Logo

Utouto Suyasuya Español _hot_ -

1 SWIFT/BIC code across 1 country.

US(1 code)

SWIFT/BIC
PUVLUS42

Get an account with Swift/BIC code details on WeWire

Access SWIFT/BIC code details for banks worldwide. Create a WeWire account to make fast, secure cross-border payments to 80+ countries.

Settled $1bn in transactions to
80+ countries

WeWire supports these and many others

USD flag

USD

GBP flag

GBP

GHS flag

GHS

NGN flag

NGN

XAF flag

XAF

AED flag

AED

+74
more

Expand your business to foreign markets

Make cross-border transfers to 80+ countries and enjoy virtual wallets and account features, fast payments, competitive rates on a variety of currency pairs and a whole lot more perks.

Create an Account

Utouto Suyasuya Español _hot_ -

A veces el cansancio llega sin avisar. Cierro los ojos por un segundo mientras leo una frase en español, y caigo en ese estado dulce y frágil: . Ese balanceo entre estar despierta y dormida, donde las palabras todavía se escuchan, pero ya no las entiendo del todo. Son como sonidos de fondo, como si el idioma se hiciera cobija.

Así que esta va por esas siestas improvisadas con un libro en el pecho.

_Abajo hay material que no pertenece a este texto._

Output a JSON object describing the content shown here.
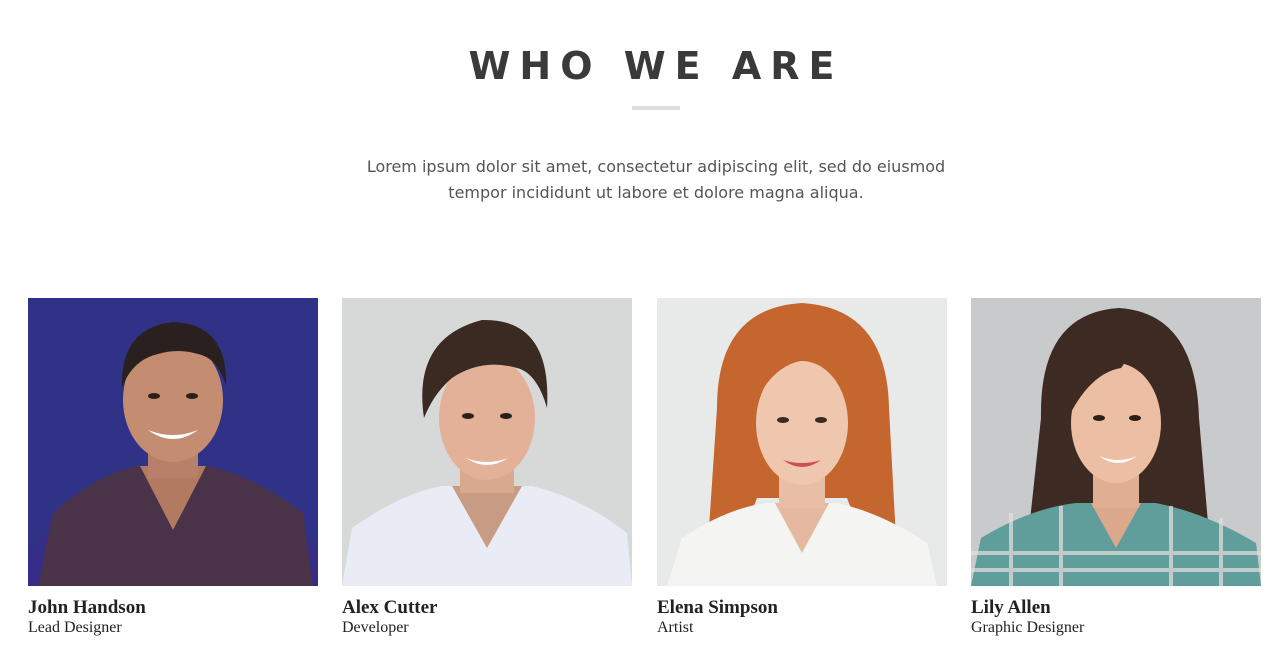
{
  "section": {
    "title": "WHO WE ARE",
    "intro": "Lorem ipsum dolor sit amet, consectetur adipiscing elit, sed do eiusmod tempor incididunt ut labore et dolore magna aliqua."
  },
  "team": [
    {
      "name": "John Handson",
      "role": "Lead Designer"
    },
    {
      "name": "Alex Cutter",
      "role": "Developer"
    },
    {
      "name": "Elena Simpson",
      "role": "Artist"
    },
    {
      "name": "Lily Allen",
      "role": "Graphic Designer"
    }
  ],
  "colors": {
    "heading": "#3a3a3a",
    "divider": "#dcdcdc",
    "body_text": "#555555",
    "name_text": "#222222"
  }
}
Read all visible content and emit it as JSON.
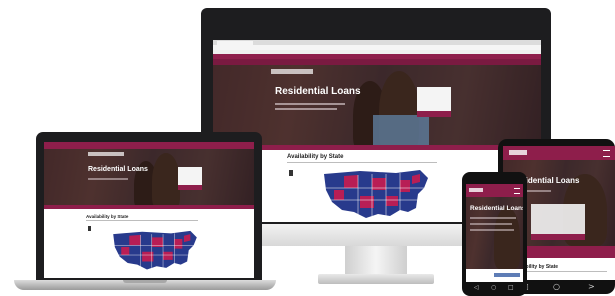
{
  "page": {
    "hero_title": "Residential Loans",
    "section_title": "Availability by State"
  },
  "colors": {
    "brand": "#8e1e4b",
    "map_blue": "#283a8c",
    "map_pink": "#b81e55"
  },
  "devices": [
    "desktop-monitor",
    "laptop",
    "tablet",
    "phone"
  ],
  "icons": {
    "phone_nav": [
      "back-icon",
      "home-icon",
      "recents-icon"
    ],
    "tablet_nav": [
      "back-icon",
      "home-icon",
      "next-icon"
    ]
  },
  "nav_glyphs": {
    "back": "◁",
    "home": "○",
    "recents": "□",
    "next": ">"
  }
}
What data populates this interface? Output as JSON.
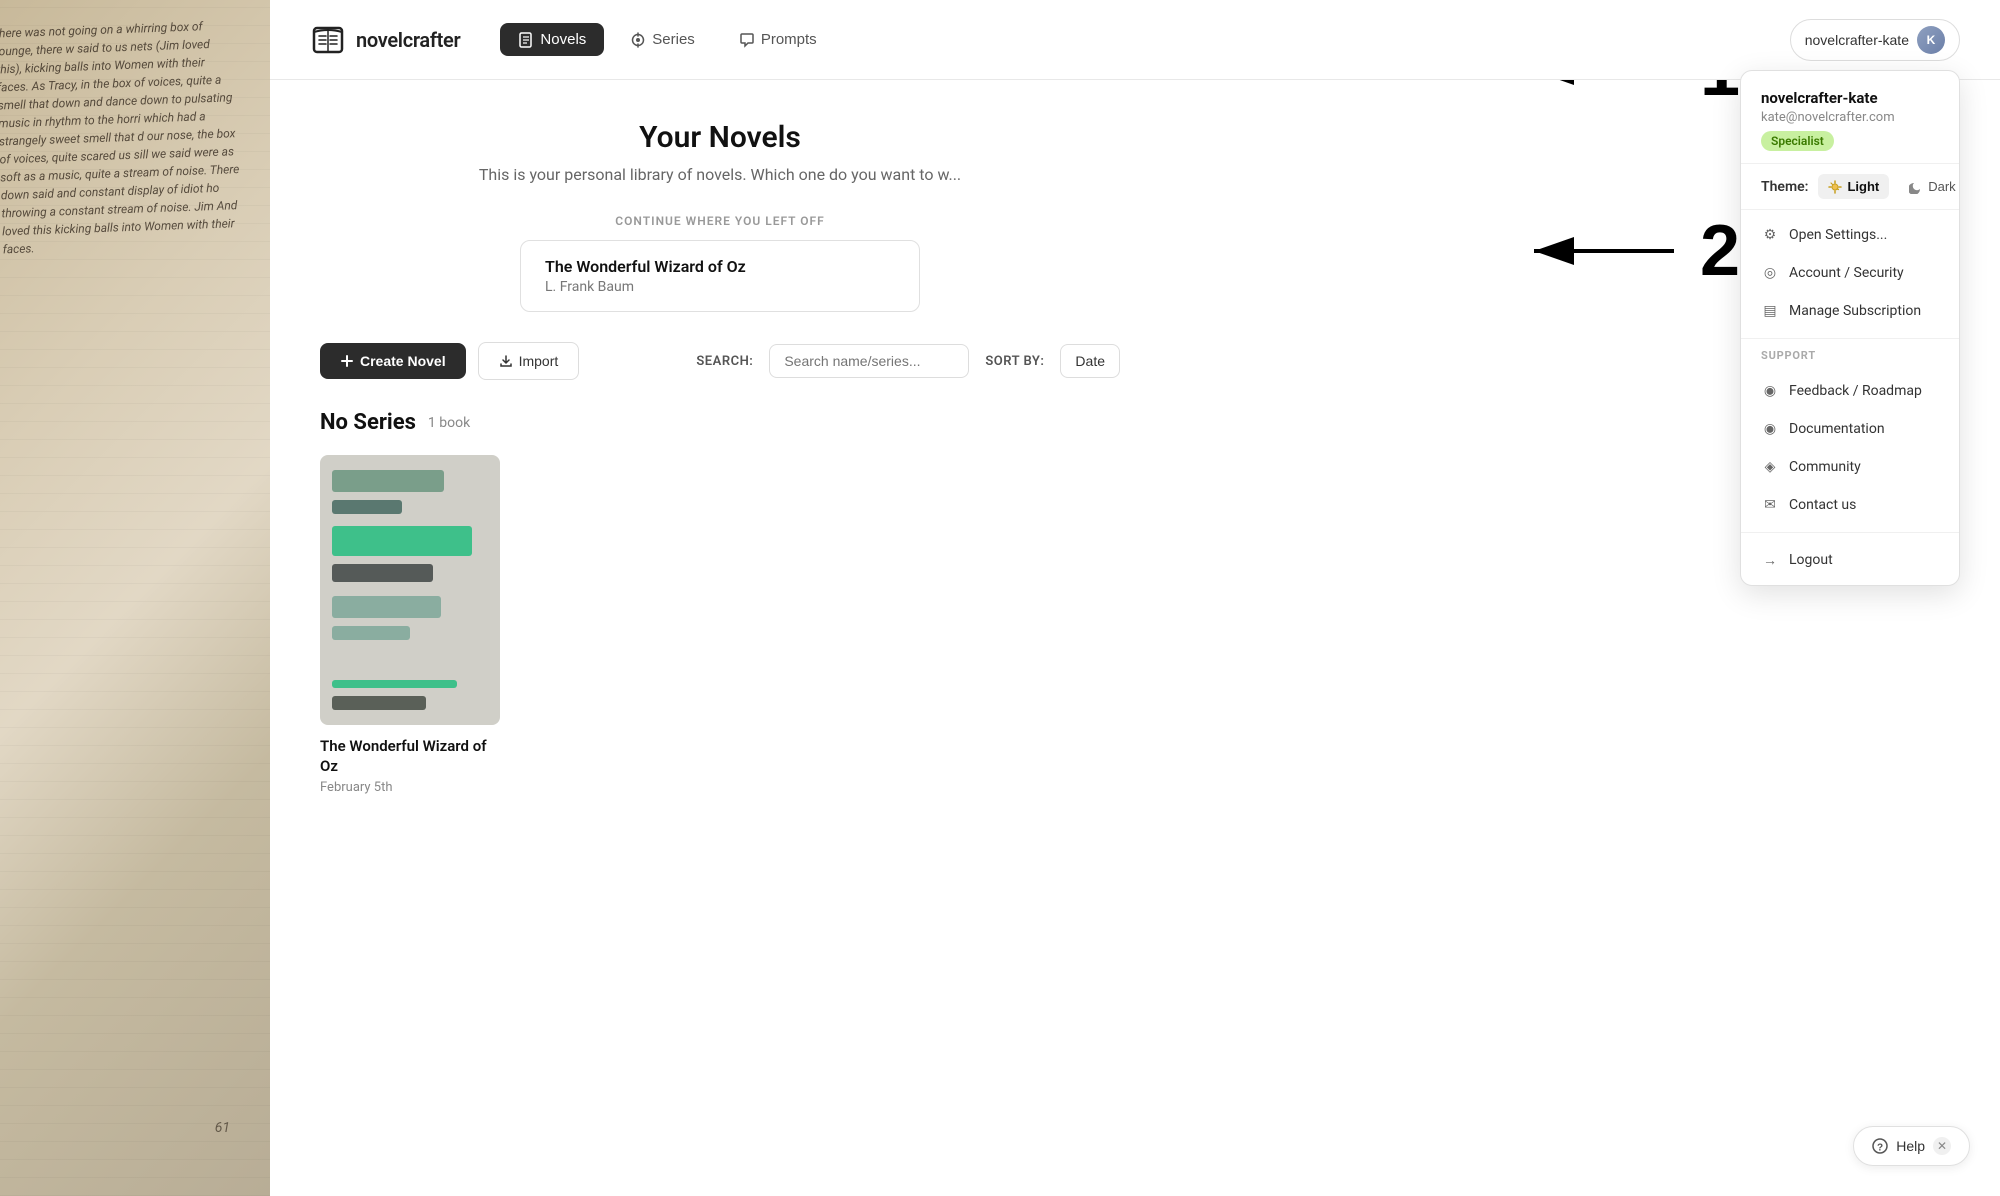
{
  "brand": {
    "name": "novelcrafter",
    "logo_alt": "book icon"
  },
  "nav": {
    "novels_label": "Novels",
    "series_label": "Series",
    "prompts_label": "Prompts",
    "novels_icon": "book-icon",
    "series_icon": "series-icon",
    "prompts_icon": "prompts-icon"
  },
  "user": {
    "username": "novelcrafter-kate",
    "email": "kate@novelcrafter.com",
    "badge": "Specialist"
  },
  "page": {
    "title": "Your Novels",
    "subtitle": "This is your personal library of novels. Which one do you want to w...",
    "continue_label": "CONTINUE WHERE YOU LEFT OFF",
    "novel_title": "The Wonderful Wizard of Oz",
    "novel_author": "L. Frank Baum"
  },
  "toolbar": {
    "create_label": "Create Novel",
    "import_label": "Import",
    "search_label": "SEARCH:",
    "search_placeholder": "Search name/series...",
    "sort_label": "SORT BY:",
    "sort_value": "Date"
  },
  "series_section": {
    "title": "No Series",
    "count": "1 book"
  },
  "novel_card": {
    "title": "The Wonderful Wizard of Oz",
    "date": "February 5th"
  },
  "dropdown": {
    "username": "novelcrafter-kate",
    "email": "kate@novelcrafter.com",
    "badge": "Specialist",
    "theme_label": "Theme:",
    "theme_light": "Light",
    "theme_dark": "Dark",
    "open_settings": "Open Settings...",
    "account_security": "Account / Security",
    "manage_subscription": "Manage Subscription",
    "support_label": "SUPPORT",
    "feedback_roadmap": "Feedback / Roadmap",
    "documentation": "Documentation",
    "community": "Community",
    "contact_us": "Contact us",
    "logout": "Logout"
  },
  "help": {
    "label": "Help"
  },
  "book_text": "there was not going on a whirring box of lounge, there w said to us nets (Jim loved this), kicking balls into Women with their faces. As Tracy, in the box of voices, quite a smell that down and dance down to pulsating music in rhythm to the horri which had a strangely sweet smell that d our nose, the box of voices, quite scared us sill we said were as soft as a music, quite a stream of noise. There down said and constant display of idiot ho throwing a constant stream of noise. Jim And loved this kicking balls into Women with their faces."
}
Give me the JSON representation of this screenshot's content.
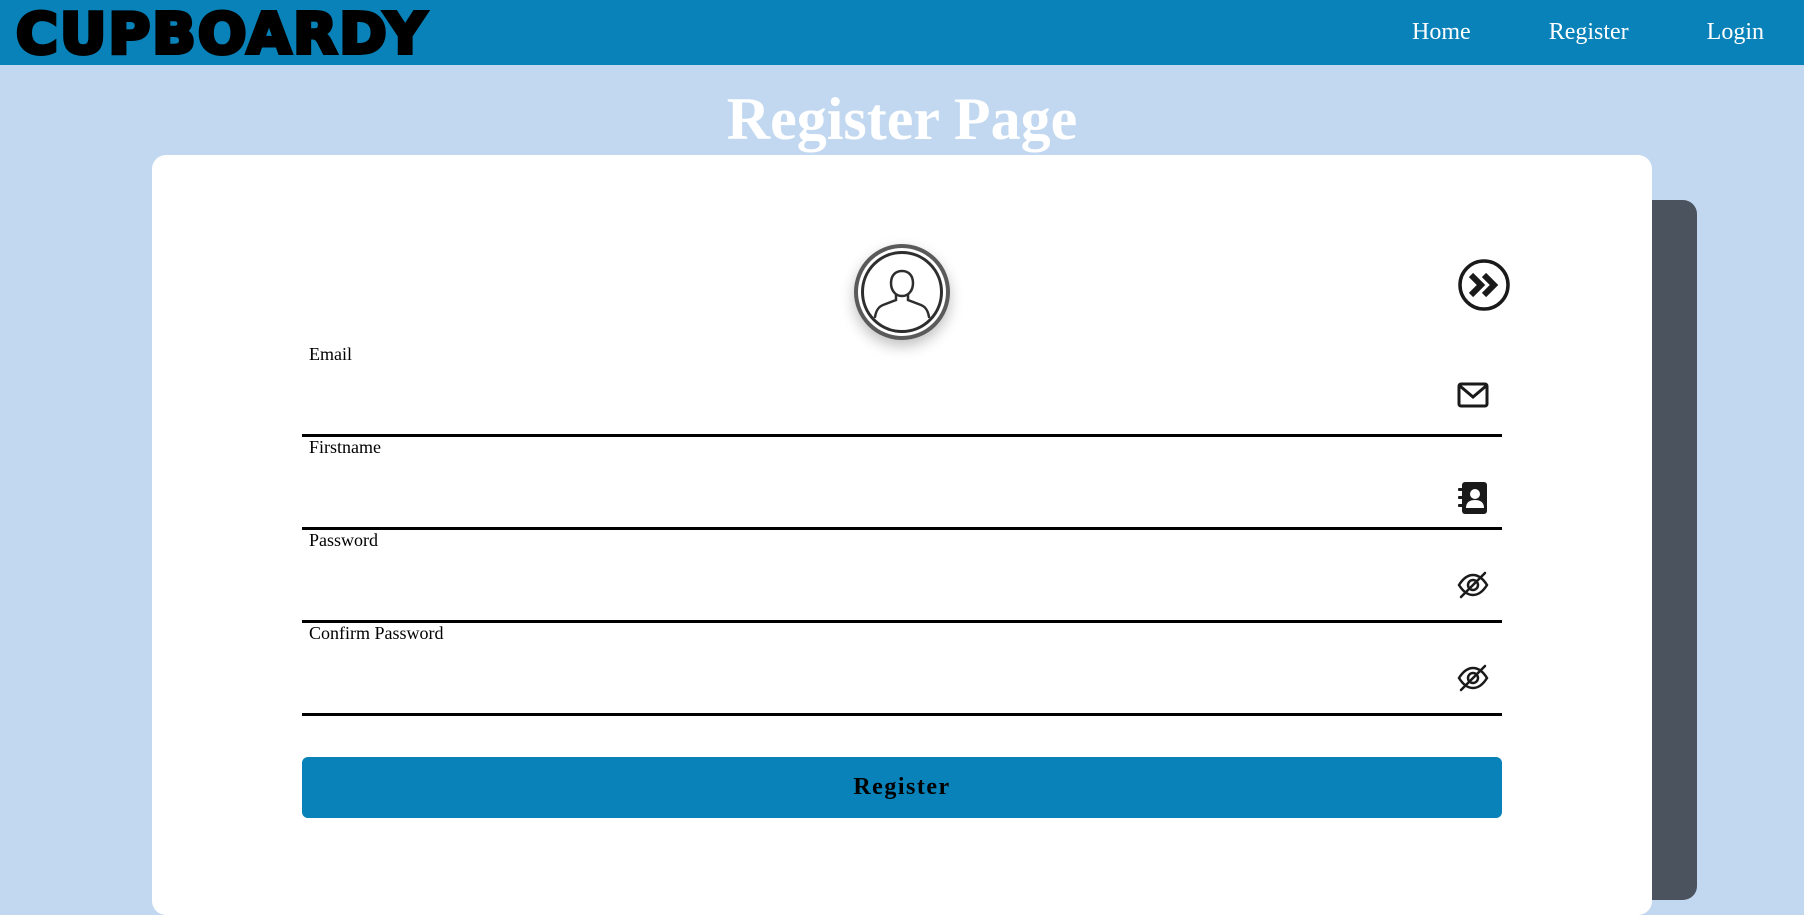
{
  "app": {
    "logo_text": "CUPBOARDY"
  },
  "nav": {
    "home": "Home",
    "register": "Register",
    "login": "Login"
  },
  "page": {
    "title": "Register Page"
  },
  "form": {
    "email_label": "Email",
    "email_value": "",
    "firstname_label": "Firstname",
    "firstname_value": "",
    "password_label": "Password",
    "password_value": "",
    "confirm_label": "Confirm Password",
    "confirm_value": "",
    "submit_label": "Register"
  },
  "icons": {
    "avatar": "user-avatar-icon",
    "switch": "double-chevron-right-icon",
    "email": "envelope-icon",
    "firstname": "contact-book-icon",
    "password": "eye-slash-icon",
    "confirm": "eye-slash-icon"
  },
  "colors": {
    "navbar": "#0882b8",
    "background": "#c2d8f0",
    "card": "#ffffff",
    "side_panel": "#4b535e",
    "button": "#0882b8"
  }
}
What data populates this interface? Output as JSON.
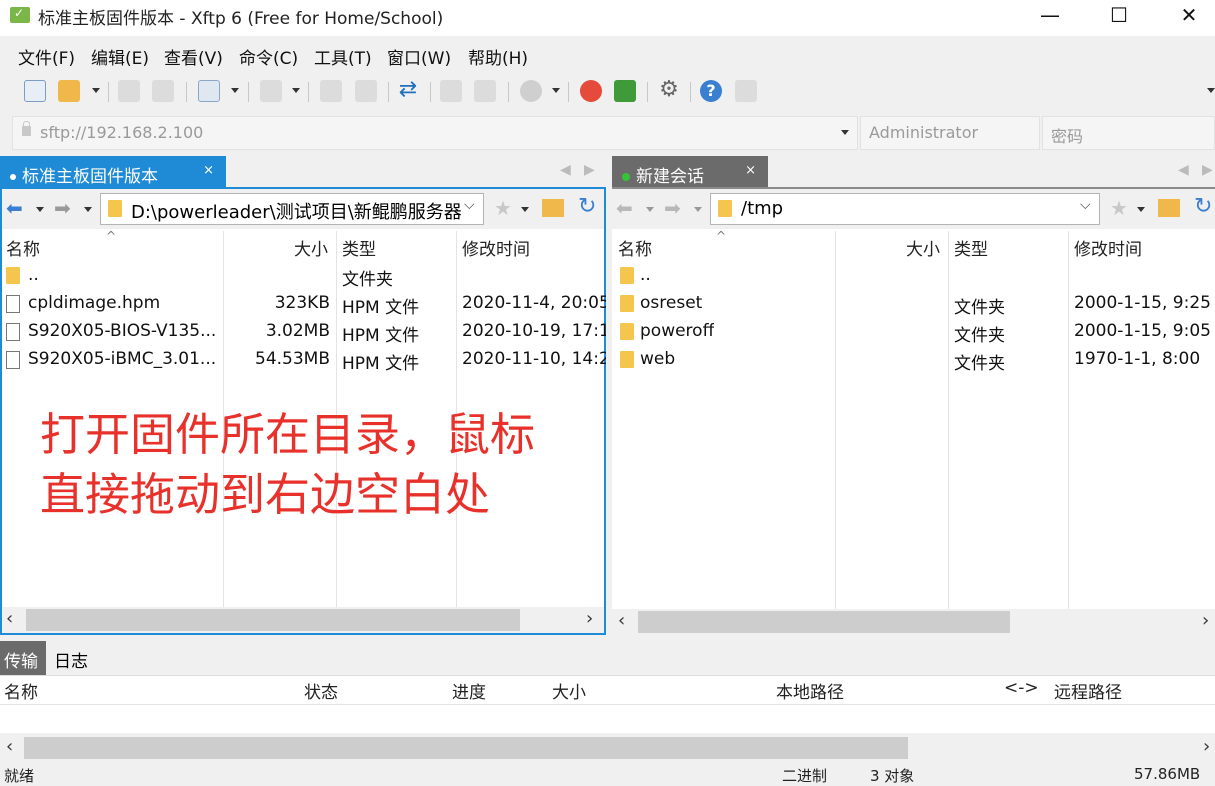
{
  "window": {
    "title": "标准主板固件版本 - Xftp 6 (Free for Home/School)",
    "minimize": "—",
    "maximize": "☐",
    "close": "✕"
  },
  "menu": [
    "文件(F)",
    "编辑(E)",
    "查看(V)",
    "命令(C)",
    "工具(T)",
    "窗口(W)",
    "帮助(H)"
  ],
  "address": {
    "url": "sftp://192.168.2.100",
    "user_placeholder": "Administrator",
    "password_placeholder": "密码"
  },
  "left": {
    "tab_label": "标准主板固件版本",
    "tab_close": "×",
    "path": "D:\\powerleader\\测试项目\\新鲲鹏服务器",
    "columns": [
      "名称",
      "大小",
      "类型",
      "修改时间"
    ],
    "rows": [
      {
        "name": "..",
        "size": "",
        "type": "文件夹",
        "modified": "",
        "icon": "folder-icon"
      },
      {
        "name": "cpldimage.hpm",
        "size": "323KB",
        "type": "HPM 文件",
        "modified": "2020-11-4, 20:05",
        "icon": "file-icon"
      },
      {
        "name": "S920X05-BIOS-V135...",
        "size": "3.02MB",
        "type": "HPM 文件",
        "modified": "2020-10-19, 17:1",
        "icon": "file-icon"
      },
      {
        "name": "S920X05-iBMC_3.01...",
        "size": "54.53MB",
        "type": "HPM 文件",
        "modified": "2020-11-10, 14:2",
        "icon": "file-icon"
      }
    ]
  },
  "right": {
    "tab_label": "新建会话",
    "tab_close": "×",
    "path": "/tmp",
    "columns": [
      "名称",
      "大小",
      "类型",
      "修改时间"
    ],
    "rows": [
      {
        "name": "..",
        "size": "",
        "type": "",
        "modified": "",
        "icon": "folder-icon"
      },
      {
        "name": "osreset",
        "size": "",
        "type": "文件夹",
        "modified": "2000-1-15, 9:25",
        "icon": "folder-icon"
      },
      {
        "name": "poweroff",
        "size": "",
        "type": "文件夹",
        "modified": "2000-1-15, 9:05",
        "icon": "folder-icon"
      },
      {
        "name": "web",
        "size": "",
        "type": "文件夹",
        "modified": "1970-1-1, 8:00",
        "icon": "folder-icon"
      }
    ]
  },
  "annotation": {
    "line1": "打开固件所在目录，鼠标",
    "line2": "直接拖动到右边空白处"
  },
  "transfer": {
    "tabs": [
      "传输",
      "日志"
    ],
    "columns": [
      "名称",
      "状态",
      "进度",
      "大小",
      "本地路径",
      "<->",
      "远程路径"
    ]
  },
  "statusbar": {
    "left": "就绪",
    "mode": "二进制",
    "objects": "3 对象",
    "size": "57.86MB"
  },
  "colors": {
    "active_tab": "#1f8ad6",
    "inactive_tab": "#6b6b6b",
    "annotation": "#e8312a",
    "connected_dot": "#37c337"
  }
}
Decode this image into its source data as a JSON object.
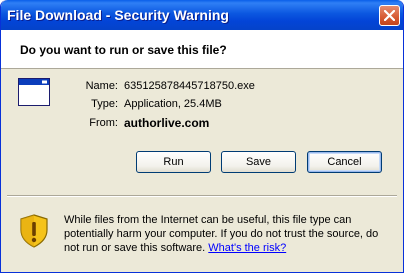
{
  "window": {
    "title": "File Download - Security Warning",
    "close_icon": "close-icon"
  },
  "header": {
    "question": "Do you want to run or save this file?"
  },
  "file": {
    "icon": "application-window-icon",
    "name_label": "Name:",
    "name_value": "635125878445718750.exe",
    "type_label": "Type:",
    "type_value": "Application, 25.4MB",
    "from_label": "From:",
    "from_value": "authorlive.com"
  },
  "buttons": {
    "run": "Run",
    "save": "Save",
    "cancel": "Cancel"
  },
  "warning": {
    "icon": "security-shield-warning-icon",
    "text": "While files from the Internet can be useful, this file type can potentially harm your computer. If you do not trust the source, do not run or save this software.",
    "link": "What's the risk?"
  },
  "colors": {
    "titlebar": "#0a5fe9",
    "close_button": "#d75a32",
    "dialog_bg": "#ece9d8",
    "link": "#0000ff",
    "shield_yellow": "#f5c31a"
  }
}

Por los podcasts de historia de México que terminan siendo ruido blanco. Por las series españolas que ves a las 3 p.m. con los ojos a medio cerrar. utouto suyasuya español

Here’s a short blog post in Spanish inspired by the Japanese words (drowsy, dozing off) and “suyasuya” (peacefully sleeping). The post plays with the contrast between a restless nap and a deep, calm sleep, all through a cozy, reflective tone. Título: Utouto, suyasuya… y el español se vuelve arrullo A veces el cansancio llega sin avisar

Y entonces llegó : el sueño profundo, sin sobresaltos, sin ruido. Dormir así es casi un lujo, pero cuando el español te arrulla —con sus acentos, sus melodías de verbos, su calor de “tú” y “vos” y “usted” según quién te hable—, el descanso se vuelve poesía involuntaria. Son como sonidos de fondo, como si el

Utouto, suyasuya. El español no solo se habla: también se duerme. Y se sueña. Y se descansa como quien escucha una nana al fondo del mundo.

Hoy me pasó leyendo un cuento corto de Cortázar. De repente, “persiana” sonó a terciopelo. “Amanecer” se convirtió en un suspiro. Las erres suaves, las eses alargadas… todo el español se volvió una canción de cuna inesperada.